What To Do When Your Toilet Won’t Flush?

There is never a good time for your toilet to clog. A clogged toilet can be humiliating, whether you’re at home or (God forbid) someplace else. Clearing a clogged toilet can be tough, and it gets even more difficult when you don’t have a plunger. Don’t worry; we’ll walk you through the process.

Toilet, not flushing? Here’s what to do

A poor flush indicates that the toilet drain is partly or entirely plugged. The majority of clogged toilets are referred to as “slow drainers.” In other words, flush water partly fills the bowl but does not rush out to wash away the waste. The water level stays elevated for a few moments before draining to normal height.

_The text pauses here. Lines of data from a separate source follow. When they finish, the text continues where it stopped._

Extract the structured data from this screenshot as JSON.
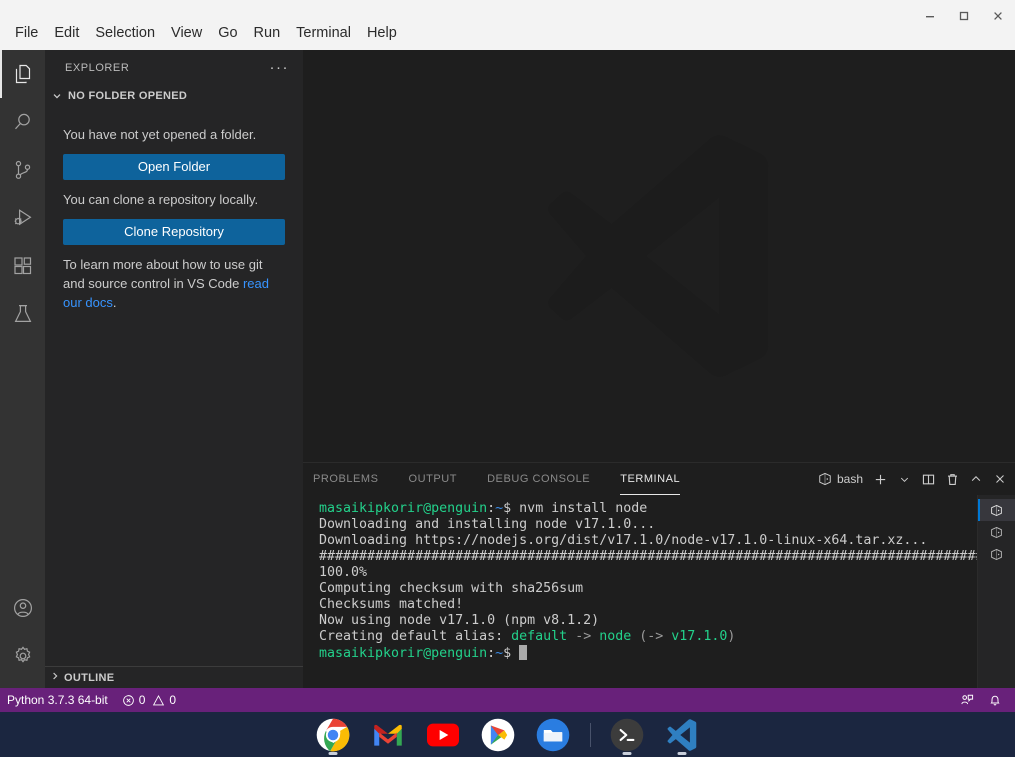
{
  "window": {
    "controls": [
      {
        "name": "minimize",
        "glyph": "minimize-icon"
      },
      {
        "name": "maximize",
        "glyph": "maximize-icon"
      },
      {
        "name": "close",
        "glyph": "close-icon"
      }
    ]
  },
  "menubar": {
    "items": [
      "File",
      "Edit",
      "Selection",
      "View",
      "Go",
      "Run",
      "Terminal",
      "Help"
    ]
  },
  "activitybar": {
    "top": [
      {
        "name": "explorer",
        "icon": "files-icon",
        "active": true
      },
      {
        "name": "search",
        "icon": "search-icon",
        "active": false
      },
      {
        "name": "source-control",
        "icon": "source-control-icon",
        "active": false
      },
      {
        "name": "run-debug",
        "icon": "run-debug-icon",
        "active": false
      },
      {
        "name": "extensions",
        "icon": "extensions-icon",
        "active": false
      },
      {
        "name": "testing",
        "icon": "beaker-icon",
        "active": false
      }
    ],
    "bottom": [
      {
        "name": "accounts",
        "icon": "account-icon"
      },
      {
        "name": "manage",
        "icon": "gear-icon"
      }
    ]
  },
  "sidebar": {
    "title": "EXPLORER",
    "more_actions": "···",
    "section_label": "NO FOLDER OPENED",
    "no_folder_text": "You have not yet opened a folder.",
    "open_folder_label": "Open Folder",
    "clone_text": "You can clone a repository locally.",
    "clone_repo_label": "Clone Repository",
    "docs_text_before": "To learn more about how to use git and source control in VS Code ",
    "docs_link": "read our docs",
    "docs_text_after": ".",
    "outline_label": "OUTLINE"
  },
  "editor": {
    "watermark": "vscode-logo-watermark"
  },
  "panel": {
    "tabs": [
      {
        "label": "PROBLEMS",
        "active": false
      },
      {
        "label": "OUTPUT",
        "active": false
      },
      {
        "label": "DEBUG CONSOLE",
        "active": false
      },
      {
        "label": "TERMINAL",
        "active": true
      }
    ],
    "shell_label": "bash",
    "actions": [
      {
        "name": "new-terminal",
        "icon": "plus-icon"
      },
      {
        "name": "terminal-dropdown",
        "icon": "chevron-down-icon"
      },
      {
        "name": "split-terminal",
        "icon": "split-icon"
      },
      {
        "name": "kill-terminal",
        "icon": "trash-icon"
      },
      {
        "name": "maximize-panel",
        "icon": "chevron-up-icon"
      },
      {
        "name": "close-panel",
        "icon": "close-icon"
      }
    ],
    "terminal_tabs": [
      {
        "name": "bash",
        "active": true
      },
      {
        "name": "bash",
        "active": false
      },
      {
        "name": "bash",
        "active": false
      }
    ]
  },
  "terminal": {
    "prompt_user": "masaikipkorir@penguin",
    "prompt_sep": ":",
    "prompt_path": "~",
    "prompt_sigil": "$",
    "command": " nvm install node",
    "lines": [
      "Downloading and installing node v17.1.0...",
      "Downloading https://nodejs.org/dist/v17.1.0/node-v17.1.0-linux-x64.tar.xz...",
      "########################################################################## 100.0%",
      "Computing checksum with sha256sum",
      "Checksums matched!",
      "Now using node v17.1.0 (npm v8.1.2)"
    ],
    "hashes": "##########################################################################################",
    "percent": "100.0%",
    "alias_prefix": "Creating default alias: ",
    "alias_default": "default",
    "alias_arrow": " -> ",
    "alias_node": "node",
    "alias_paren_open": " (",
    "alias_arrow2": "-> ",
    "alias_version": "v17.1.0",
    "alias_paren_close": ")",
    "colors": {
      "green": "#23d18b",
      "blue": "#3b8eea",
      "text": "#cccccc"
    }
  },
  "statusbar": {
    "python_version": "Python 3.7.3 64-bit",
    "errors": "0",
    "warnings": "0",
    "background": "#68217a",
    "right_items": [
      {
        "name": "feedback",
        "icon": "feedback-icon"
      },
      {
        "name": "notifications",
        "icon": "bell-icon"
      }
    ]
  },
  "shelf": {
    "apps": [
      {
        "name": "chrome",
        "label": "Chrome",
        "running": true
      },
      {
        "name": "gmail",
        "label": "Gmail",
        "running": false
      },
      {
        "name": "youtube",
        "label": "YouTube",
        "running": false
      },
      {
        "name": "play-store",
        "label": "Play Store",
        "running": false
      },
      {
        "name": "files",
        "label": "Files",
        "running": false
      },
      {
        "name": "terminal",
        "label": "Terminal",
        "running": true
      },
      {
        "name": "vscode",
        "label": "Visual Studio Code",
        "running": true
      }
    ]
  }
}
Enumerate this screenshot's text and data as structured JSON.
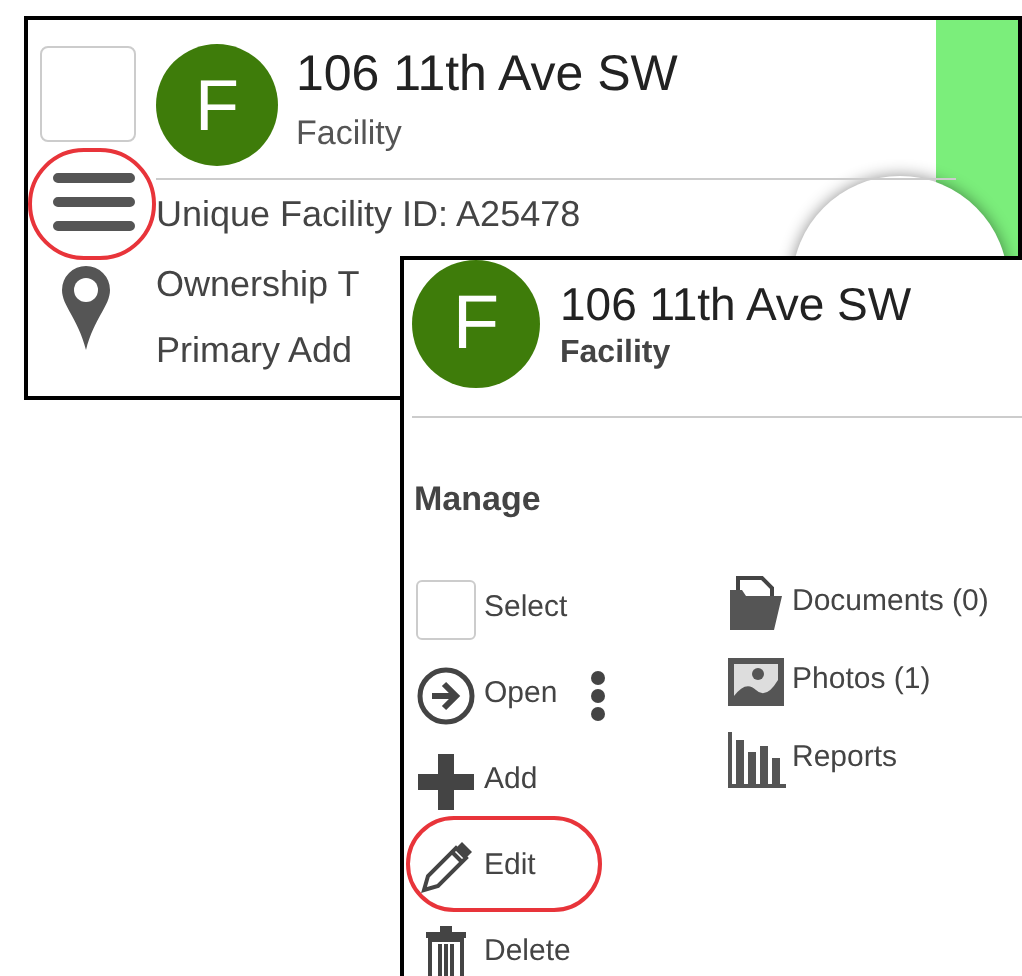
{
  "card": {
    "checkbox": {
      "checked": false
    },
    "avatar": "F",
    "title": "106 11th Ave SW",
    "subtitle": "Facility",
    "menu": {
      "highlighted": true
    },
    "fields": [
      "Unique Facility ID: A25478",
      "Ownership T",
      "Primary Add"
    ]
  },
  "popup": {
    "avatar": "F",
    "title": "106 11th Ave SW",
    "subtitle": "Facility",
    "section": "Manage",
    "actions": [
      {
        "kind": "select",
        "label": "Select",
        "checked": false,
        "highlighted": false
      },
      {
        "kind": "open",
        "label": "Open",
        "highlighted": false
      },
      {
        "kind": "add",
        "label": "Add",
        "highlighted": false
      },
      {
        "kind": "edit",
        "label": "Edit",
        "highlighted": true
      },
      {
        "kind": "delete",
        "label": "Delete",
        "highlighted": false
      }
    ],
    "links": [
      {
        "kind": "documents",
        "label": "Documents (0)"
      },
      {
        "kind": "photos",
        "label": "Photos (1)"
      },
      {
        "kind": "reports",
        "label": "Reports"
      }
    ]
  }
}
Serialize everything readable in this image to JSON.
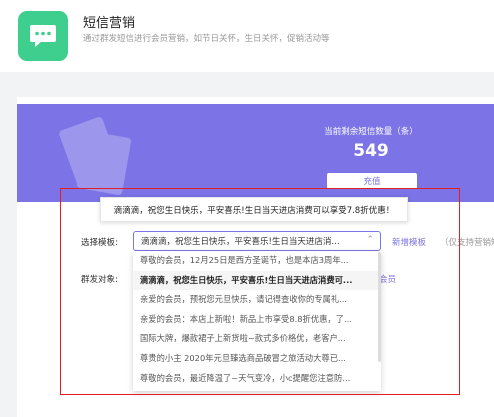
{
  "app": {
    "title": "短信营销",
    "description": "通过群发短信进行会员营销，如节日关怀，生日关怀，促销活动等",
    "icon": "message-bubble-icon",
    "icon_color": "#3ecf8e"
  },
  "banner": {
    "color": "#7b73e6",
    "remaining_label": "当前剩余短信数量（条）",
    "remaining_count": "549",
    "recharge_label": "充值"
  },
  "tooltip_text": "滴滴滴，祝您生日快乐，平安喜乐!生日当天进店消费可以享受7.8折优惠！",
  "form": {
    "template_label": "选择模板:",
    "template_value": "滴滴滴，祝您生日快乐，平安喜乐!生日当天进店消...",
    "new_template_label": "新增模板",
    "new_template_note": "（仅支持营销短",
    "target_label": "群发对象:",
    "member_link": "会员"
  },
  "template_options": [
    "尊敬的会员，12月25日是西方圣诞节，也是本店3周年...",
    "滴滴滴，祝您生日快乐，平安喜乐!生日当天进店消费可...",
    "亲爱的会员，预祝您元旦快乐，请记得查收你的专属礼...",
    "亲爱的会员：本店上新啦！新品上市享受8.8折优惠，了...",
    "国际大牌，爆款裙子上新货啦~款式多价格优，老客户...",
    "尊贵的小主 2020年元旦臻选商品破冒之旅活动大尊已...",
    "尊敬的会员，最近降温了~天气变冷，小c提醒您注意防..."
  ],
  "selected_index": 1,
  "highlight_color": "#e02020"
}
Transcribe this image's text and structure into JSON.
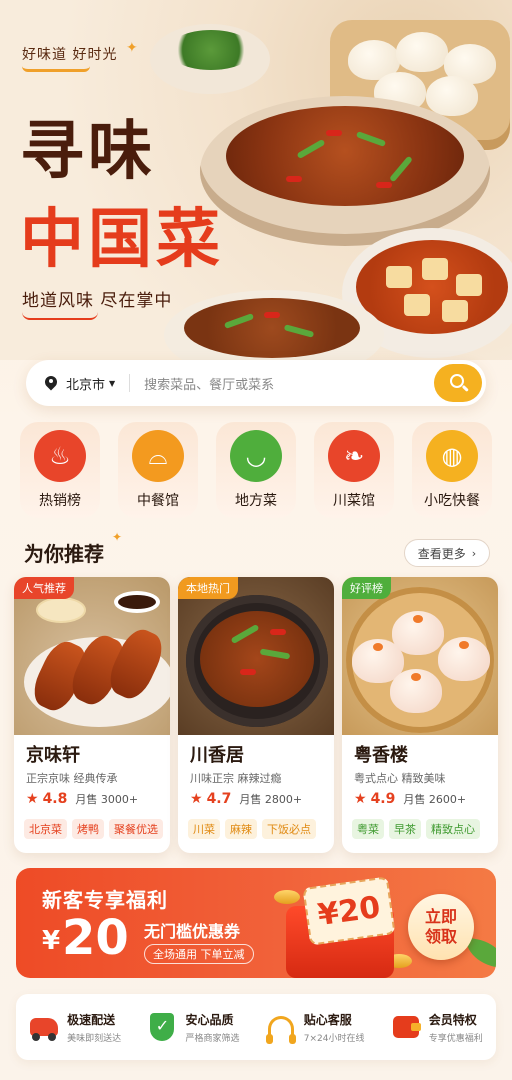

You may not even realize the toilet is clogged until you flush it.

So, if you suspect a problem, first test the drainage before reaching for the toilet plunger.

Drop the tank lid, slightly raise the flapper valve to let a cup or two of water into the pipe, and see how the water goes down before attempting to unclog the toilet with brute force. However, have towels on hand because flushing a clogged toilet can cause your floor to flood.

Unclogging a Toilet With a Plunger


A toilet plunger is all that is needed to unclog nearly 90% of clogged toilets. Purchase a toilet plunger with a rubber bell-shaped extension flange. A toilet plunger with an extension flange is made to suit toilets better, allowing you to give the plunge more “oomph.” If you fold the flange back into the bell, the toilet plunger will also unplug sink and tub drains.

To begin, plunge the toilet with the rubber flange pulled out to better the seal. Push the plunger in and out aggressively, leaving enough water in the bowl to fill it. Keep towels on hand to clean up any spilled water.

Plunging Tips

A toilet plunger fits over the toilet drain and locks it. Wear rubber gloves because things can get messy, and follow these tips:

  • Get your first plunge as gentle as possible. The bell is initially full of air. A quick thrust will force the air back around the seal, allowing water to splatter all over the bathroom and you!
  • If the air has been forced out, plunge in and out vigorously to maintain the seal. You will be driving water down the drain in both directions, which will effectively loosen any clogs. Continue to plunge 15 to 20 times if required.
  • Be patient. Alternate between steady strokes and big heaves to see what works best for you.
  • Maintain a sufficient amount of water in the bowl to keep the toilet plunger covered. Attempting to push air into the toilet trap would not create any pressure.

Most of the time plunging is all that is needed to remove the clog. However, with more stubborn clogs, consider using a toilet snake.

Toilet Unclogging Dos and Don’ts

1. Keep the Toilet Cover Down

A good way to avoid clogs in the first place, particularly if you have small children. Toys, crayons, and hairbrushes are prevented from slipping into the toilet as a result of this.

2. Avoid Using Chemicals


Don’t be duped into believing the potent chemicals can do the dirty work for you. They do sometimes perform, but they are sluggish. When they don’t function, you’re left with a drain full of corrosive water.

If you tried cleaners and they didn’t work, pour as much water as you can into the toilet and let it rest overnight to drain the clog. Then, before you plunge in, put on safety goggles and rubber gloves to keep the water out of your eyes and off your bare skin.

Hardening substances should not be dumped into the toilet

Drywall joint compounds, grease, caulk, and wax materials are examples of these.

3. If Everything Else Fails…

If the clog continues to hinder your efforts, you’ll most likely have to remove the toilet. Because you must switch off and unhook the water source, partly disassemble the toilet, and unscrew it from its mounting ring, this task will take several hours. You will then be able to address the problem. To reseal the toilet base to the mounting ring, purchase a new wax ring and mounting bolts.

If other drains in your house are plugged, or if water comes up through them, the issue is most often further down in the main drain pipes, where it is difficult to find. You may need to hire a plumber to clear those clogs. Plumbers are costly, but they will get your bathroom back up and running quickly, even if there is a major blockage.


Fortunately, knowing the more common causes of why your toilet won’t flush and how to repair them is easy. Keeping up with the cleaning and maintenance of your toilet will help to greatly decrease the risk of you getting into this issue again.